И тогда Лена рассказала смешную на ее взгляд, но нелепую и дурацкую на взгляд Сергея Антоновича историю.

 

Когда Лена за день до отъезда записала все свои стихи на диск, чтобы уже в Москве с помощью подруги отобрать то, что «будем проталкивать», система на домашнем компе так упала, что пришлось форматировать винты, причем как-то хитро. Когда муж со своим другом комп лечили, друг только головой крутил, говорил, что первый раз такое видит.

Так Лена увезла с собой диск, на котором были все ее стихи. И больше их нигде не было.

При попытке копирования диска на компьютер московской подруги произошел скачок напряжения в сети.

«По-моему, у нее БИОС полетел. Но я не спец».

Слава Богу, CD-ROM открылся, а то бы пришлось системный блок разбирать.

Комп восстановить не успели, потому что на следующий день утром подруге позвонила мама откуда-то из Подмосковья, и попросила приехать: «Сердце опять шалит». Подруга сказала, что это форменный «форс-мажор». Потому что мама ее не паникерша и просит только в самых серьезных случаях. Поэтому ехать надо обязательно.

И все бы ничего, но у Лены был заранее куплен билет на поезд через пять дней. А там такая система, что билет можно поменять, но с доплатой. И не известно, есть ли билеты на пораньше — конец лета же, всем домой надо. Да и жалко как-то так быстро уезжать из Москвы, когда еще в следующий раз соберешься приехать.
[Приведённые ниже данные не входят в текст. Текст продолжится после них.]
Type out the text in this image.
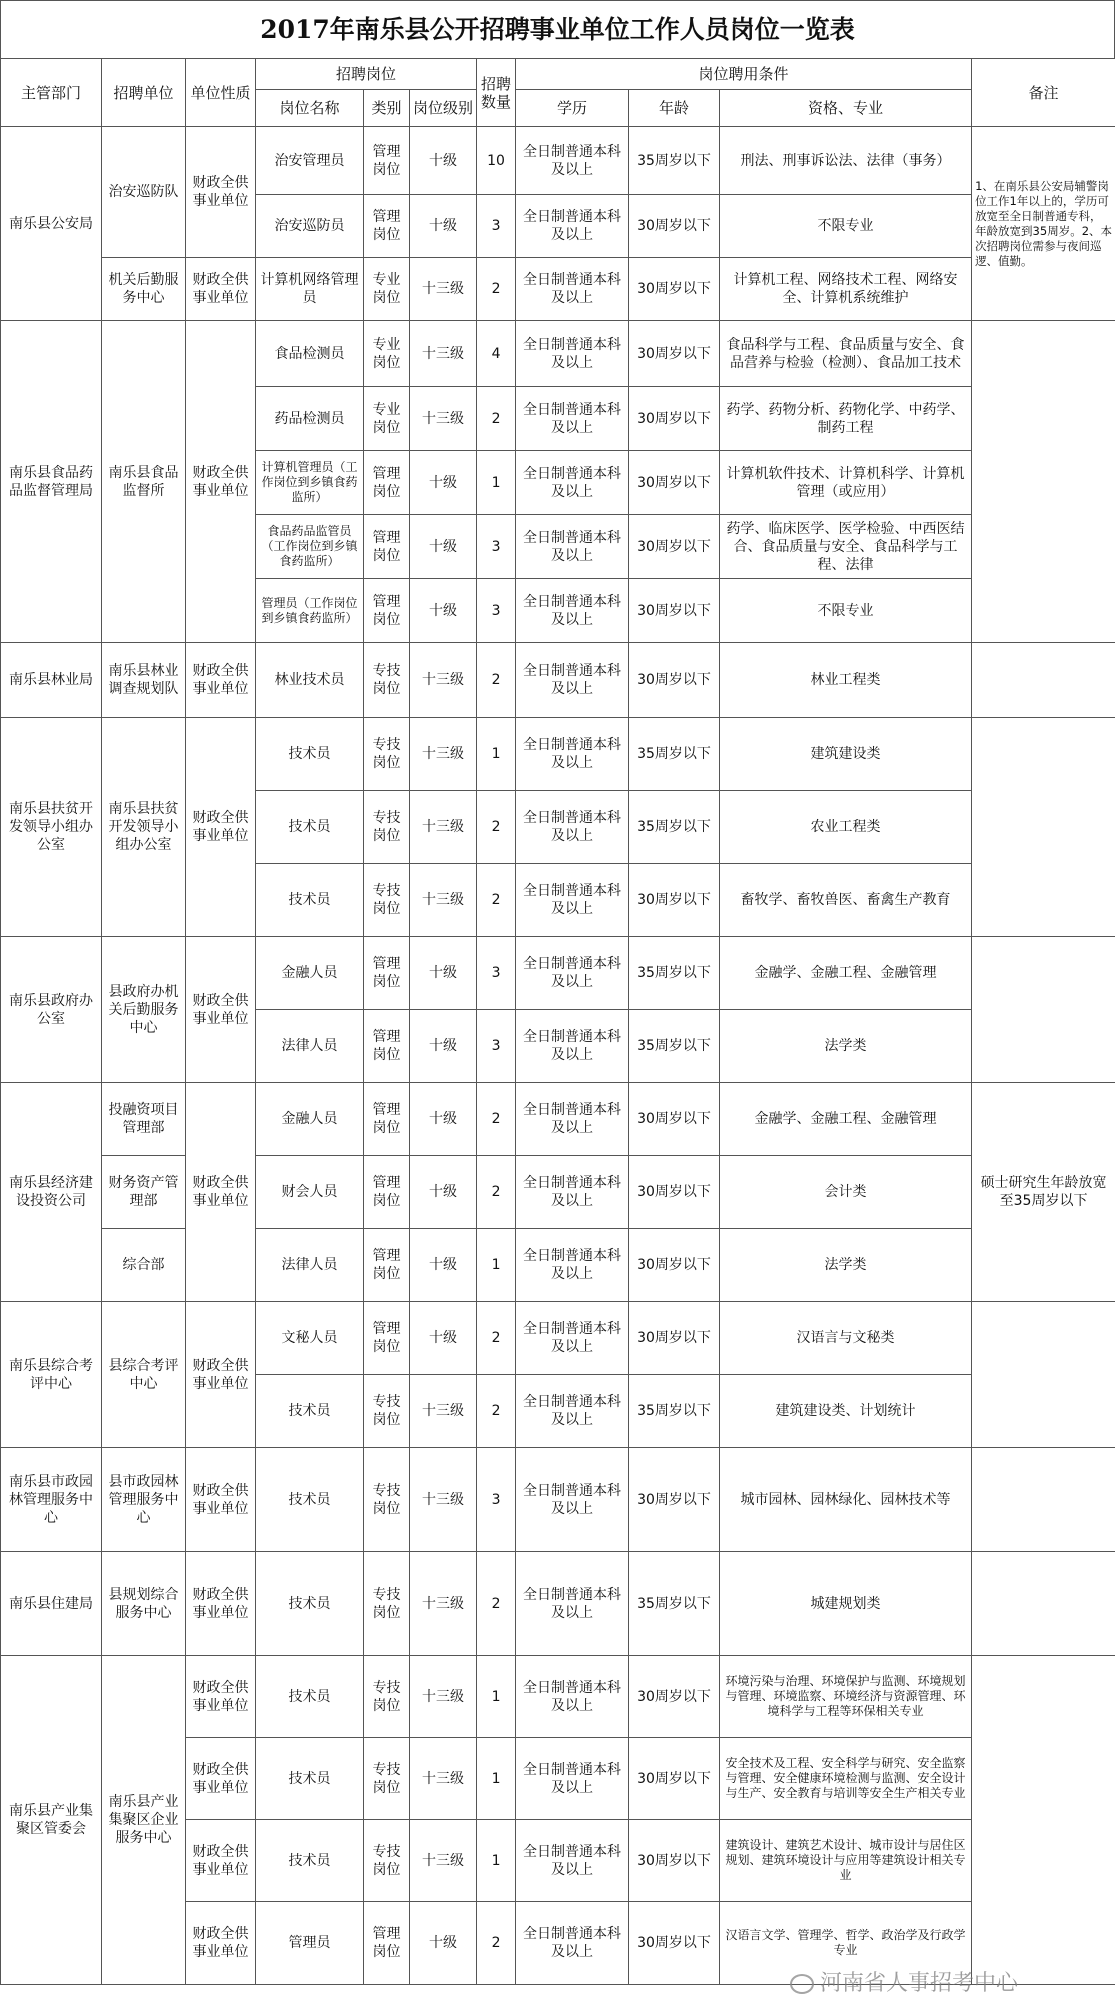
2017年南乐县公开招聘事业单位工作人员岗位一览表
主管部门	招聘单位	单位性质	招聘岗位			招聘数量	岗位聘用条件			备注
			岗位名称	类别	岗位级别		学历	年龄	资格、专业	
南乐县公安局	治安巡防队	财政全供事业单位	治安管理员	管理岗位	十级	10	全日制普通本科及以上	35周岁以下	刑法、刑事诉讼法、法律（事务）	1、在南乐县公安局辅警岗位工作1年以上的，学历可放宽至全日制普通专科，年龄放宽到35周岁。2、本次招聘岗位需参与夜间巡逻、值勤。
			治安巡防员	管理岗位	十级	3	全日制普通本科及以上	30周岁以下	不限专业	
	机关后勤服务中心	财政全供事业单位	计算机网络管理员	专业岗位	十三级	2	全日制普通本科及以上	30周岁以下	计算机工程、网络技术工程、网络安全、计算机系统维护	
南乐县食品药品监督管理局	南乐县食品监督所	财政全供事业单位	食品检测员	专业岗位	十三级	4	全日制普通本科及以上	30周岁以下	食品科学与工程、食品质量与安全、食品营养与检验（检测）、食品加工技术	
			药品检测员	专业岗位	十三级	2	全日制普通本科及以上	30周岁以下	药学、药物分析、药物化学、中药学、制药工程	
			计算机管理员（工作岗位到乡镇食药监所）	管理岗位	十级	1	全日制普通本科及以上	30周岁以下	计算机软件技术、计算机科学、计算机管理（或应用）	
			食品药品监管员（工作岗位到乡镇食药监所）	管理岗位	十级	3	全日制普通本科及以上	30周岁以下	药学、临床医学、医学检验、中西医结合、食品质量与安全、食品科学与工程、法律	
			管理员（工作岗位到乡镇食药监所）	管理岗位	十级	3	全日制普通本科及以上	30周岁以下	不限专业	
南乐县林业局	南乐县林业调查规划队	财政全供事业单位	林业技术员	专技岗位	十三级	2	全日制普通本科及以上	30周岁以下	林业工程类	
南乐县扶贫开发领导小组办公室	南乐县扶贫开发领导小组办公室	财政全供事业单位	技术员	专技岗位	十三级	1	全日制普通本科及以上	35周岁以下	建筑建设类	
			技术员	专技岗位	十三级	2	全日制普通本科及以上	35周岁以下	农业工程类	
			技术员	专技岗位	十三级	2	全日制普通本科及以上	30周岁以下	畜牧学、畜牧兽医、畜禽生产教育	
南乐县政府办公室	县政府办机关后勤服务中心	财政全供事业单位	金融人员	管理岗位	十级	3	全日制普通本科及以上	35周岁以下	金融学、金融工程、金融管理	
			法律人员	管理岗位	十级	3	全日制普通本科及以上	35周岁以下	法学类	
南乐县经济建设投资公司	投融资项目管理部	财政全供事业单位	金融人员	管理岗位	十级	2	全日制普通本科及以上	30周岁以下	金融学、金融工程、金融管理	硕士研究生年龄放宽至35周岁以下
	财务资产管理部		财会人员	管理岗位	十级	2	全日制普通本科及以上	30周岁以下	会计类	
	综合部		法律人员	管理岗位	十级	1	全日制普通本科及以上	30周岁以下	法学类	
南乐县综合考评中心	县综合考评中心	财政全供事业单位	文秘人员	管理岗位	十级	2	全日制普通本科及以上	30周岁以下	汉语言与文秘类	
			技术员	专技岗位	十三级	2	全日制普通本科及以上	35周岁以下	建筑建设类、计划统计	
南乐县市政园林管理服务中心	县市政园林管理服务中心	财政全供事业单位	技术员	专技岗位	十三级	3	全日制普通本科及以上	30周岁以下	城市园林、园林绿化、园林技术等	
南乐县住建局	县规划综合服务中心	财政全供事业单位	技术员	专技岗位	十三级	2	全日制普通本科及以上	35周岁以下	城建规划类	
南乐县产业集聚区管委会	南乐县产业集聚区企业服务中心	财政全供事业单位	技术员	专技岗位	十三级	1	全日制普通本科及以上	30周岁以下	环境污染与治理、环境保护与监测、环境规划与管理、环境监察、环境经济与资源管理、环境科学与工程等环保相关专业	
		财政全供事业单位	技术员	专技岗位	十三级	1	全日制普通本科及以上	30周岁以下	安全技术及工程、安全科学与研究、安全监察与管理、安全健康环境检测与监测、安全设计与生产、安全教育与培训等安全生产相关专业	
		财政全供事业单位	技术员	专技岗位	十三级	1	全日制普通本科及以上	30周岁以下	建筑设计、建筑艺术设计、城市设计与居住区规划、建筑环境设计与应用等建筑设计相关专业	
		财政全供事业单位	管理员	管理岗位	十级	2	全日制普通本科及以上	30周岁以下	汉语言文学、管理学、哲学、政治学及行政学专业	
河南省人事招考中心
Тогда подруга позвонила какой-то знакомой, объяснила ситуацию и попросила приютить Лену на пару-тройку дней.

Знакомая согласилась, но только на тройку, она улетала через три дня утром в Англию на учебу. А поезд у Лены был в тот же день, но вечером. Но Лена сказала, что поболтаться по Москве один день вполне можно, и переехала к подругиной знакомой.

А подругина знакомая оказалась вполне себе нормальным человеком. Вся в сборах, звонках, «еще там какие-то документы надо было отдать и забрать». Парень к ней, кстати, этот заходил, которого Ромой зовут. Знакомая пожелала почитать Ленины стихи, но ее комп тут же повесился. Знакомая сказала, что этот комп на ладан давно дышал, так что Лена пусть не переживает.

«Но со стихами пока облом получается, потому что ноут мой всем хорош, но диски, зараза, сейчас вообще не читает».

Зато именно эта знакомая посоветовала, куда можно сходить, что посмотреть, где что сейчас интересное есть. И она же посоветовала Альберта Адамовича, как ценителя и человека со связями. И даже с каким-то оформлением своих документов организовала для Лены пропуск на студию.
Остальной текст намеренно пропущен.